En revanche, il y a une grosse différence entre 1000 personnes qui vont écouter un album auto-prod’ et 10000 qui vont écouter ce même album label/distrib’.
A “bénéfice” (hum) financier égal, autant toucher le plus d’auditeurs possible, non?

Je suis d’accord, mais il convient de séparer l’écoute et l’acte d’achat. Vendre 1000 disques ne veut plus du tout dire, et heureusement, qu’il y aura 1000 auditeurs. On peut faire écouter sa musique via le web ou d’autres canaux très simplement.
Face à la situation des maisons de disques qui signent de moins en moins et à la profusion des projets artistiques de qualité, il est à mon sens plus intelligent de s’autoproduire, récupérer sa mise le plus vite possible tout en faisant découvrir sa musique au plus grand nombre et mettre toute les chances de son côté pour avoir de quoi financer le second enregistrement.

J’ai effectivement prononcé ces paroles, mais plus sur le ton de l’ironie et voyant la tête déconfite de certains artistes dans la salle à l’écoute de ces mots clés : marketing, concurrence, étude de marché, stratégie de développement, etc…

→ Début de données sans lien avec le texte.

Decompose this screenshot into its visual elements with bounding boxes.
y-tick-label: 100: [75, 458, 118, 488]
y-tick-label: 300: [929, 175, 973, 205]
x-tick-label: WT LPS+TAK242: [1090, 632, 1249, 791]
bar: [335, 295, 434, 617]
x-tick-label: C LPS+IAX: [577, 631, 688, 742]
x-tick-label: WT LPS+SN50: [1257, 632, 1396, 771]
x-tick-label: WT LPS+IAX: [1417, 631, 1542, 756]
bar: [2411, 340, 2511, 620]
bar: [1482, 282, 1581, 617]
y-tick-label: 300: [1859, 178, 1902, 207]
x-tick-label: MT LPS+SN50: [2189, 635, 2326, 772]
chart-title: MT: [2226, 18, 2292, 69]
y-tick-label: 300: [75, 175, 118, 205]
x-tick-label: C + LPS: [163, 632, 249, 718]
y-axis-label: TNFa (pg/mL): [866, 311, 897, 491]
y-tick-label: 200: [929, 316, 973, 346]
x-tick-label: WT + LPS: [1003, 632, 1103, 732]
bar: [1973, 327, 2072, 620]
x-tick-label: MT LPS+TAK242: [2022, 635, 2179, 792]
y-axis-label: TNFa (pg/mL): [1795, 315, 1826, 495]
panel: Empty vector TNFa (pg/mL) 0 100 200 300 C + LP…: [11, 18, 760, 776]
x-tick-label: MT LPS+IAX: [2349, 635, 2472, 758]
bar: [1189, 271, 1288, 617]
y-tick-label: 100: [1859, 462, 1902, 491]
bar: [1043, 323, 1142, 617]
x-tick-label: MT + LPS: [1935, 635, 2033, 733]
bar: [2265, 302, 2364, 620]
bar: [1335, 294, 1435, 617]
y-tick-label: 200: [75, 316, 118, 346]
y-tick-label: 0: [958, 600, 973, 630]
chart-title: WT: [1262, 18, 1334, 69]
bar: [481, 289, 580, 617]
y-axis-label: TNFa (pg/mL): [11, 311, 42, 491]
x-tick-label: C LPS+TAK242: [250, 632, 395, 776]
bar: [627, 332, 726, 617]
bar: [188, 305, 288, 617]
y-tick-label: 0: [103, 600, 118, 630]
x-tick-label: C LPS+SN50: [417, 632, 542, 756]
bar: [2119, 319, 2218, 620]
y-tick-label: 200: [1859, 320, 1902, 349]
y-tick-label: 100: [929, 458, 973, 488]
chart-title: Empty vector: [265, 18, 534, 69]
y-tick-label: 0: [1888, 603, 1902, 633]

Évidemment que cela est nécessaire, le marketing est partout, si on ne vend pas toujours des produits, on vend au moins des projets. Et dans notre secteur c’est l’offre qui définit la demande, le système marche à contresens d’autres secteurs économiques. Raison de plus pour innover chaque jour et trouver des solutions originales pour valoriser les oeuvres et ceux qui les interprètes.

Chaque micro chapelle du secteur culturel a son propre champ sémantique : l’industrie de la musique enregistrée parle de produits ou de marché, le secteur du spectacle vivant subventionné parle de création et de public, le secteur associatif de projets et d’usagers. Tout cela revient à la même chose. Mais notre belle tradition française nous a toujours indiqué que les mots ont un sens, et utiliser tel ou tel “mot clé” nous place immédiatement dans une case dont il sera ensuite très difficile de sortir.

Je pense qu’il faut prendre de l’altitude par rapport à tout ça, un peu de pragmatisme et d’efficacité. Tout cela nous paraît ensuite bien futile, voire amusant.

Clément Praud
Manager, éditeur, consultant

Intéressant cet article.
Mais est ce que les programmateurs ont parlé de la location ? Elle devient quasi systématique avec des conditions très difficiles pour les petits groupes voir carrément impossible pour rendre le projet viable. La plupart des salles ne prennent plus de risques et la programmation ne se fait pas vraiment en fonction de l’artistes mais surtout en fonction des moyens que celui-ci apporte.
Il suffit de mettre le mot “location” dans son mail pour avoir une réponse. Il y a très peu de salles à Paris qui font de la programmation et/ou du partage de risques (location aux conditions acceptables).
En tant qu’artiste, cela ne me dérange pas d’utiliser des mots comme marketing etc, ce sont les régles mais j’utilise aussi les mots : risques, pertes, rentabilité et, oh gros mots pour certains progs, cachets pour les musiciens.